Aston Martin share price outlook
This time last year, there were questions about whether or not Aston Martin could survive for the next 12 months.
Ever since its IPO, the organisation has lurched from one disaster to another. A lack of strategy and weak balance sheet seemed to be holding the group back. Analysts questioned whether or not the business would be able to put aside any concerns about its future and convince investors to lend it more money to keep the lights on.
After trying to raise money unsuccessfully, luckily the group then found a backer in Canadian businessman Lawrence Stroll. The involvement of this billionaire convinced other investors to provide additional cash. He also decided to take a hands-on approach, moving onto the board of the car marker as part of its restructuring.
During 2020, there were several significant changes to Aston’s management structure. As noted above, the company’s saviour came on board as chairman. The group also acquired a new CEO, Tobias Moers.
Moers, who was formerly at Mercedes, replaced Andy Palmer who had been with the business since 2014.

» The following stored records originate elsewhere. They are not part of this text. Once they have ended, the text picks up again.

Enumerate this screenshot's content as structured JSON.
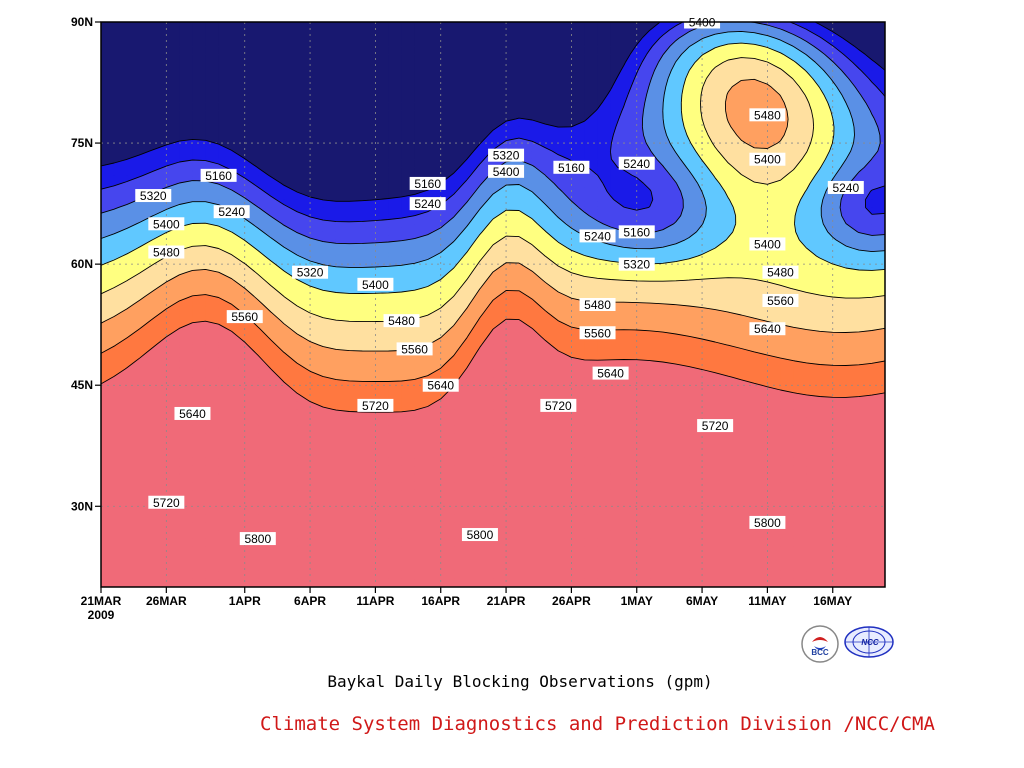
{
  "chart_data": {
    "type": "contour",
    "title": "Baykal Daily Blocking Observations (gpm)",
    "credit": "Climate System Diagnostics and Prediction Division /NCC/CMA",
    "x_ticks": [
      "21MAR",
      "26MAR",
      "1APR",
      "6APR",
      "11APR",
      "16APR",
      "21APR",
      "26APR",
      "1MAY",
      "6MAY",
      "11MAY",
      "16MAY"
    ],
    "x_year_label": "2009",
    "y_ticks": [
      "90N",
      "75N",
      "60N",
      "45N",
      "30N"
    ],
    "x_range": [
      "21MAR2009",
      "20MAY2009"
    ],
    "y_range": [
      20,
      90
    ],
    "contour_levels": [
      5160,
      5240,
      5320,
      5400,
      5480,
      5560,
      5640,
      5720,
      5800
    ],
    "fill_colors": [
      "#181870",
      "#1a1ae8",
      "#4646ee",
      "#5a90e6",
      "#60c8ff",
      "#ffff80",
      "#ffe0a0",
      "#ffa060",
      "#ff7840",
      "#f06a78"
    ],
    "contour_labels": [
      {
        "text": "5160",
        "date": "30MAR",
        "lat": 71
      },
      {
        "text": "5320",
        "date": "25MAR",
        "lat": 68.5
      },
      {
        "text": "5240",
        "date": "31MAR",
        "lat": 66.5
      },
      {
        "text": "5400",
        "date": "26MAR",
        "lat": 65
      },
      {
        "text": "5480",
        "date": "26MAR",
        "lat": 61.5
      },
      {
        "text": "5560",
        "date": "1APR",
        "lat": 53.5
      },
      {
        "text": "5640",
        "date": "28MAR",
        "lat": 41.5
      },
      {
        "text": "5720",
        "date": "26MAR",
        "lat": 30.5
      },
      {
        "text": "5800",
        "date": "2APR",
        "lat": 26
      },
      {
        "text": "5320",
        "date": "6APR",
        "lat": 59
      },
      {
        "text": "5400",
        "date": "11APR",
        "lat": 57.5
      },
      {
        "text": "5480",
        "date": "13APR",
        "lat": 53
      },
      {
        "text": "5560",
        "date": "14APR",
        "lat": 49.5
      },
      {
        "text": "5640",
        "date": "16APR",
        "lat": 45
      },
      {
        "text": "5720",
        "date": "11APR",
        "lat": 42.5
      },
      {
        "text": "5800",
        "date": "19APR",
        "lat": 26.5
      },
      {
        "text": "5160",
        "date": "15APR",
        "lat": 70
      },
      {
        "text": "5240",
        "date": "15APR",
        "lat": 67.5
      },
      {
        "text": "5320",
        "date": "21APR",
        "lat": 73.5
      },
      {
        "text": "5400",
        "date": "21APR",
        "lat": 71.5
      },
      {
        "text": "5160",
        "date": "26APR",
        "lat": 72
      },
      {
        "text": "5240",
        "date": "1MAY",
        "lat": 72.5
      },
      {
        "text": "5240",
        "date": "28APR",
        "lat": 63.5
      },
      {
        "text": "5160",
        "date": "1MAY",
        "lat": 64
      },
      {
        "text": "5320",
        "date": "1MAY",
        "lat": 60
      },
      {
        "text": "5480",
        "date": "28APR",
        "lat": 55
      },
      {
        "text": "5560",
        "date": "28APR",
        "lat": 51.5
      },
      {
        "text": "5640",
        "date": "29APR",
        "lat": 46.5
      },
      {
        "text": "5720",
        "date": "25APR",
        "lat": 42.5
      },
      {
        "text": "5640",
        "date": "11MAY",
        "lat": 52
      },
      {
        "text": "5720",
        "date": "7MAY",
        "lat": 40
      },
      {
        "text": "5800",
        "date": "11MAY",
        "lat": 28
      },
      {
        "text": "5400",
        "date": "6MAY",
        "lat": 90
      },
      {
        "text": "5480",
        "date": "11MAY",
        "lat": 78.5
      },
      {
        "text": "5400",
        "date": "11MAY",
        "lat": 73
      },
      {
        "text": "5400",
        "date": "11MAY",
        "lat": 62.5
      },
      {
        "text": "5480",
        "date": "12MAY",
        "lat": 59
      },
      {
        "text": "5560",
        "date": "12MAY",
        "lat": 55.5
      },
      {
        "text": "5240",
        "date": "17MAY",
        "lat": 69.5
      }
    ],
    "grid": true,
    "logos": [
      "BCC",
      "NCC"
    ]
  }
}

Aston is now led by a chairman who has a reputation for turning around luxury goods brands, and a CEO who has a reputation for making high-performance cars for one of the most respected manufacturers in the world. So I’m incredibly optimistic about the future of the Aston Martin share price under this duo.

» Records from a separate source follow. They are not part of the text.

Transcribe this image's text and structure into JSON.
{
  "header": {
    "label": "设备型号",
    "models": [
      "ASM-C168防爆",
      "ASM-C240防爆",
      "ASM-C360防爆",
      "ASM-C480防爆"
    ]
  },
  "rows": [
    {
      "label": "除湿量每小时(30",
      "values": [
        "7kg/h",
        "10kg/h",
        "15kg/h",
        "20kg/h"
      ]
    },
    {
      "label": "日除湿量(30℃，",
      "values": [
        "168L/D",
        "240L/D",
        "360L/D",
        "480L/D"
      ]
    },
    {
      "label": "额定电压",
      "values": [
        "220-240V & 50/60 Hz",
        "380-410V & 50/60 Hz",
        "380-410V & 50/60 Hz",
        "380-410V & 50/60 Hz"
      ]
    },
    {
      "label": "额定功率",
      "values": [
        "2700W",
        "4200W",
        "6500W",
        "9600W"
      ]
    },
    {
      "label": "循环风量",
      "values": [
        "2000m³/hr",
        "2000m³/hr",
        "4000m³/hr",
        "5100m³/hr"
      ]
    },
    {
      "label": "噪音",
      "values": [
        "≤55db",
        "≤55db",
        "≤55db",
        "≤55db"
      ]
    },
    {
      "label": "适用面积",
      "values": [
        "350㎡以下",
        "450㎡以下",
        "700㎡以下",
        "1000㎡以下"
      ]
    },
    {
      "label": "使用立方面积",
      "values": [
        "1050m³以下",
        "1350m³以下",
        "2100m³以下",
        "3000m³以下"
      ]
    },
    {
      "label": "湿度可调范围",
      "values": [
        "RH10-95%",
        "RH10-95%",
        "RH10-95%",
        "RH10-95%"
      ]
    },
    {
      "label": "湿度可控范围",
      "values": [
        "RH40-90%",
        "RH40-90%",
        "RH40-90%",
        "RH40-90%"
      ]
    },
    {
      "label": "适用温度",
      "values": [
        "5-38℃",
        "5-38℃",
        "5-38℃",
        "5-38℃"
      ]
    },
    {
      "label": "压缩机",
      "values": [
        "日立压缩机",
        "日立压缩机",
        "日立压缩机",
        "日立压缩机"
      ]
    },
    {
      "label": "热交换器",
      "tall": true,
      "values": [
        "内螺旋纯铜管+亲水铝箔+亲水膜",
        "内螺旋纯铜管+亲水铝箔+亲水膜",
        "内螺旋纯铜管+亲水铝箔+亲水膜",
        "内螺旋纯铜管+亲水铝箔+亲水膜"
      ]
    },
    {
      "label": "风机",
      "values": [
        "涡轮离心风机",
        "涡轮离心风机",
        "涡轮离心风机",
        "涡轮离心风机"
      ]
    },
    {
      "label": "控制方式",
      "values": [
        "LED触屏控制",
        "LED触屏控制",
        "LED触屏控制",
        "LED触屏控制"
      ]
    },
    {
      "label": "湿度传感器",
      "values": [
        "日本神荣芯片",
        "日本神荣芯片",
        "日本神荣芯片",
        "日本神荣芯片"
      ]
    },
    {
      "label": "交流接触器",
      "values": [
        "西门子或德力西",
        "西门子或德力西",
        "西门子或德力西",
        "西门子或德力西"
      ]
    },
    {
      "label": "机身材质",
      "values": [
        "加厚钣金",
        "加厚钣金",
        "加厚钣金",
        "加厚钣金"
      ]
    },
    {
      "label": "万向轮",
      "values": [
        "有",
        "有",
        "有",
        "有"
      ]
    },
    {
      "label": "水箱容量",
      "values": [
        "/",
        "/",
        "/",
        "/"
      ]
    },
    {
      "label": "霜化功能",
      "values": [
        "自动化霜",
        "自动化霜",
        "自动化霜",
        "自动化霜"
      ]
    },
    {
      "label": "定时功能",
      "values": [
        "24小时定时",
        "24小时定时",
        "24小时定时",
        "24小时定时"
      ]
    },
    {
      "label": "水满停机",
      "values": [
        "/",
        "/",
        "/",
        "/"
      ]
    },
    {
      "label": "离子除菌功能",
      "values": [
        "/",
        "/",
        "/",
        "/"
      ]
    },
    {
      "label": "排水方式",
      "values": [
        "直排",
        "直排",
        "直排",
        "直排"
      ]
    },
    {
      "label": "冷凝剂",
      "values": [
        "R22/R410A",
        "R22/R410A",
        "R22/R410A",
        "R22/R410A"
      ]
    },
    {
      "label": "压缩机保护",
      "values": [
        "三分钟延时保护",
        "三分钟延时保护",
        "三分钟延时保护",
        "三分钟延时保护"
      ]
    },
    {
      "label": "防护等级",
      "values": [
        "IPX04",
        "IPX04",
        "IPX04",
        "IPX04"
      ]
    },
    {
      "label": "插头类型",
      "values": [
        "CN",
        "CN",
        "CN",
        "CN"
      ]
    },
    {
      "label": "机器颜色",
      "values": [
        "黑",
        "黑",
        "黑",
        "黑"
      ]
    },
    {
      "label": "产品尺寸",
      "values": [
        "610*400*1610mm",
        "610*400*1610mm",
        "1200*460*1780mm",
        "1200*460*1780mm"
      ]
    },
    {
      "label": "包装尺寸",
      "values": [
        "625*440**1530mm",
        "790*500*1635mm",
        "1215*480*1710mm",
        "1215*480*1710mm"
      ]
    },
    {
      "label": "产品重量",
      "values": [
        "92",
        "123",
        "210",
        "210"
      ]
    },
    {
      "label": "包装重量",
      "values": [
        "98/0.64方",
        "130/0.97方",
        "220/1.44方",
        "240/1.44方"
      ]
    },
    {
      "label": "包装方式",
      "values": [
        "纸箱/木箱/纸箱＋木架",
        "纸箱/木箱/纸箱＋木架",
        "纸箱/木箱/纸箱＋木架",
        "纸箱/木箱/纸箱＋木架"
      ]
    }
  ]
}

By all reports, Aston has lacked the sort of luxury goods experience Stroll has brought to the business. Previous management also reportedly spent too much time focusing on growth, rather than quality.
That’s where Moers should be able to help.
New management
Another shadow that has dogged the Aston Martin share price for years is funding. The firm has fallen into bankruptcy no less than seven times. After its recent fundraising, the group’s now well capitalised. And one of its largest shareholders, Stroll, has deep pockets and significant connections. His involvement should help remove questions about the company’s solvency.
Therefore, I think 2021 could be the year the turnaround finally starts at Aston Martin. I’m going to be keeping a close eye on the company’s costs and sales figures over the next 12 months. If they’re heading in the right direction, I reckon the business could be at the beginning of a multi-year growth spurt.
Demand for luxury cars has only increased over the past 10 years, and this tailwind could help accelerate the company’s growth spurt. And if the business shows it’s managed to stabilise the ship, investor sentiment could rapidly improve. That may lead to a substantial increase in the Aston Martin share price.